Le président français a déclaré, mardi (28 mai), que Kiev devrait pouvoir attaquer certains sites militaires basés en Russie qui servent eux-mêmes de bases pour lancer des missiles sur le territoire ukrainien. Autrement, « on leur dit “on vous livre des armes, mais vous ne pouvez pas vous défendre” ».
M. Macron s’est exprimé lors d’une conférence de presse aux côtés de l’Allemand Olaf Scholz, quelques minutes avant le début d’un conseil des ministres franco-allemand à Meseberg. La réunion a également marqué la fin de la visite officielle de l’État français.
Il a réaffirmé que la doctrine de la France à l’égard de l’Ukraine restait inchangée : « Nous soutenons l’Ukraine pour résister et défendre son territoire, et nous ne voulons pas d’escalade. »
Mais les stratégies militaires de la Russie se sont adaptées, a-t-il ajouté, de sorte que des missiles sont désormais lancés sur l’Ukraine à partir de bases militaires situées en Russie.
« Comment pouvons-nous expliquer aux Ukrainiens qu’ils doivent protéger leurs villes, [notamment] Kharkiv, si nous leur disons en même temps qu’ils ne peuvent pas cibler les bases à partir desquelles les missiles russes sont lancés ? »
Mardi 28 mai, M. Macron a donné son feu vert à l’Ukraine pour « neutraliser les sites militaires d’où sont tirés les missiles ». « Mais on ne doit pas permettre de toucher d’autres cibles en Russie et évidemment des capacités civiles »

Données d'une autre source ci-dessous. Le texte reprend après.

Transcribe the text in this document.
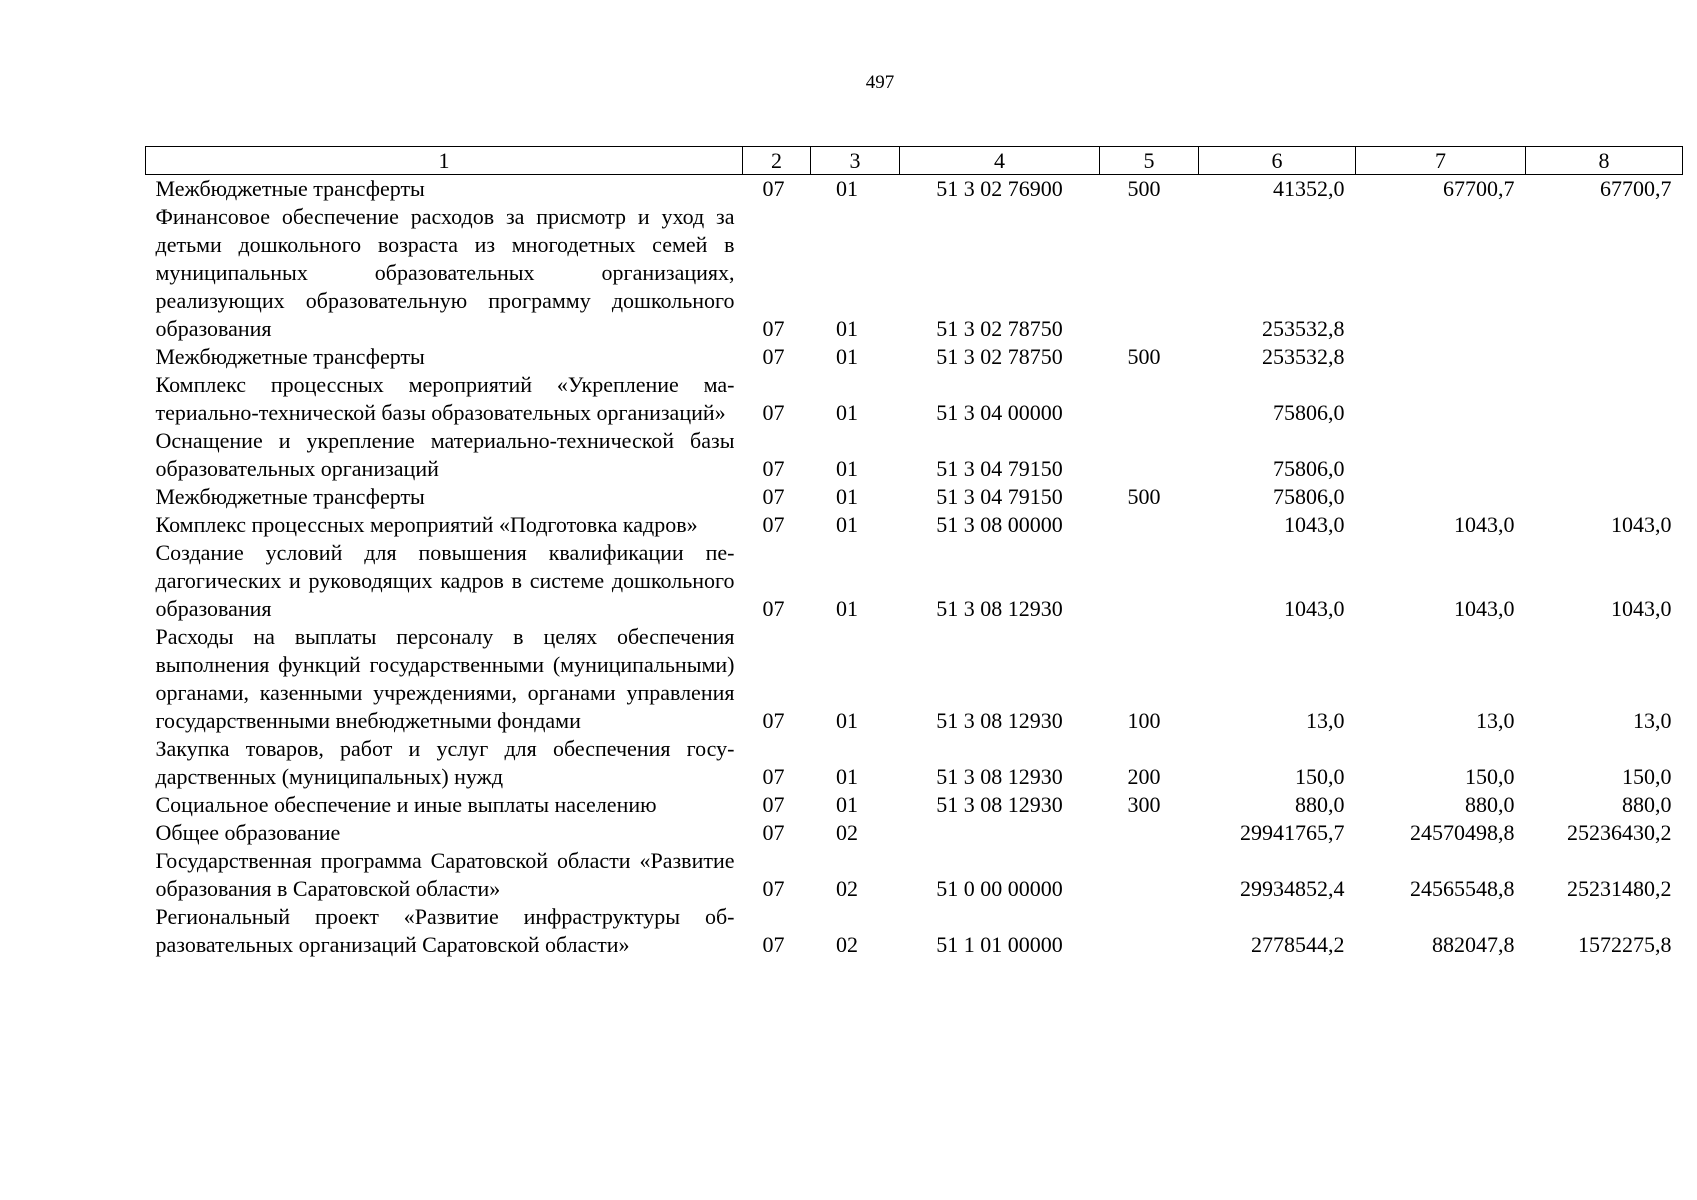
497
1	2	3	4	5	6	7	8
Межбюджетные трансферты	07	01	51 3 02 76900	500	41352,0	67700,7	67700,7
Финансовое обеспечение расходов за присмотр и уход за детьми дошкольного возраста из многодетных семей в муниципальных образовательных организациях, реализующих образовательную программу дошкольного образования	07	01	51 3 02 78750		253532,8		
Межбюджетные трансферты	07	01	51 3 02 78750	500	253532,8		
Комплекс процессных мероприятий «Укрепление материально-технической базы образовательных организаций»	07	01	51 3 04 00000		75806,0		
Оснащение и укрепление материально-технической базы образовательных организаций	07	01	51 3 04 79150		75806,0		
Межбюджетные трансферты	07	01	51 3 04 79150	500	75806,0		
Комплекс процессных мероприятий «Подготовка кадров»	07	01	51 3 08 00000		1043,0	1043,0	1043,0
Создание условий для повышения квалификации педагогических и руководящих кадров в системе дошкольного образования	07	01	51 3 08 12930		1043,0	1043,0	1043,0
Расходы на выплаты персоналу в целях обеспечения выполнения функций государственными (муниципальными) органами, казенными учреждениями, органами управления государственными внебюджетными фондами	07	01	51 3 08 12930	100	13,0	13,0	13,0
Закупка товаров, работ и услуг для обеспечения государственных (муниципальных) нужд	07	01	51 3 08 12930	200	150,0	150,0	150,0
Социальное обеспечение и иные выплаты населению	07	01	51 3 08 12930	300	880,0	880,0	880,0
Общее образование	07	02			29941765,7	24570498,8	25236430,2
Государственная программа Саратовской области «Развитие образования в Саратовской области»	07	02	51 0 00 00000		29934852,4	24565548,8	25231480,2
Региональный проект «Развитие инфраструктуры образовательных организаций Саратовской области»	07	02	51 1 01 00000		2778544,2	882047,8	1572275,8
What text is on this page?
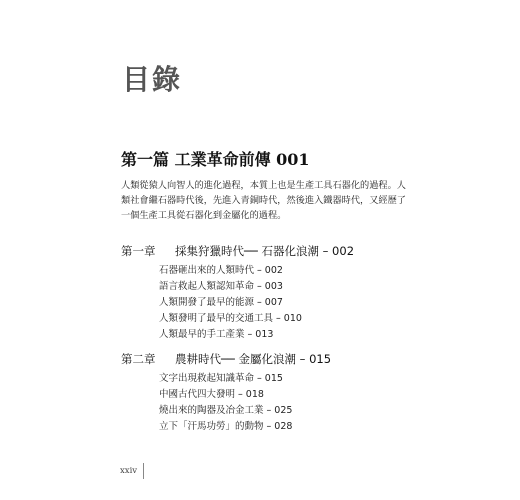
目錄
第一篇 工業革命前傳 001

人類從猿人向智人的進化過程，本質上也是生產工具石器化的過程。人類社會繼石器時代後，先進入青銅時代，然後進入鐵器時代，又經歷了一個生產工具從石器化到金屬化的過程。

第一章 採集狩獵時代── 石器化浪潮 – 002
石器砸出來的人類時代 – 002
語言救起人類認知革命 – 003
人類開發了最早的能源 – 007
人類發明了最早的交通工具 – 010
人類最早的手工產業 – 013
第二章 農耕時代── 金屬化浪潮 – 015
文字出現救起知識革命 – 015
中國古代四大發明 – 018
燒出來的陶器及冶金工業 – 025
立下「汗馬功勞」的動物 – 028
xxiv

Ces propos font écho aux commentaires du secrétaire général de l’OTAN, Jens Stoltenberg, à The Economist la semaine dernière, selon lesquels certaines restrictions de l’UE devraient être levées et l’Ukraine devrait être libre de frapper jusqu’à la Russie.
« Surtout aujourd’hui, alors que de nombreux combats se déroulent à Kharkiv, près de la frontière, refuser à l’Ukraine la possibilité d’utiliser ces armes contre des cibles militaires légitimes sur le territoire russe rend très difficile sa défense », a déclaré M. Stoltenberg.
Olaf Scholz soutient le statu quo
Les dirigeants européens se sont jusqu’à présent abstenus de permettre à l’Ukraine de frapper le territoire russe, une situation que le président ukrainien Volodymyr Zelensky a jugée « injuste » plus tôt dans la journée de mardi, en demandant à l’Union européenne de « nous donner l’autorisation de le faire [frapper jusqu’en Russie] ».
L’affaire soulève également des questions pressantes pour l’Allemagne, qui a fourni à l’Ukraine des pièces d’artillerie à longue portée qui permettraient de cibler l’artillerie basée en Russie. Le lance-roquettes Mars II peut atteindre des cibles situées à plus de 80 kilomètres.
La conférence de presse qui a marqué la fin du voyage de Emmanuel Macron en Allemagne a souligné qu’il subsiste des différences marquées entre les approches des plus grands États membres de l’UE en matière de soutien à l’Ukraine.
Le chancelier Olaf Scholz a semblé réaffirmer son hésitation à modifier les accords actuels avec l’Ukraine concernant l’utilisation d’armes occidentales derrière les lignes ennemies.
« Les États-Unis, l’Allemagne et la France ont élaboré des règles qui stipulent que l’utilisation des armes occidentales doit toujours s’inscrire dans le cadre du droit international. Cela a bien fonctionné dans la pratique jusqu’à présent et continuera certainement », a déclaré M. Scholz.
Il a ainsi fait écho à ses propres commentaires de dimanche (26 mai), lorsqu’il a souligné que les « règles claires » actuelles pour l’utilisation des armes allemandes « fonctionnent ».
La question de la défense aérienne européenne commune a encore souligné que les approches des deux pays en matière de sécurité nationale sont très différentes. M. Macron a pratiquement exclu que la France rejoigne l’initiative baptisée « bouclier du ciel européen » (European Sky Shield Initiative, ESSI) dirigée par l’Allemagne pour l’acquisition commune d’équipements de défense aérienne.
« C‘est aussi vieux que le couple franco-allemand de dire qu’il est en crise », a souligné M. Macron, interrogé sur les désaccords bilatéraux et interpersonnels. « Nous nous mettons toujours d’accord et nous avançons. Et d’ailleurs, si nous sommes là, c’est que nous avons avancé, survécu aux crises et bâti l’avenir. Mais sans jamais être les mêmes ».
Après la conférence de presse, les deux dirigeants devraient poursuivre les discussions sur les questions de sécurité avec les ministres concernés lors d’une réunion du Conseil franco-allemand de sécurité et de défense.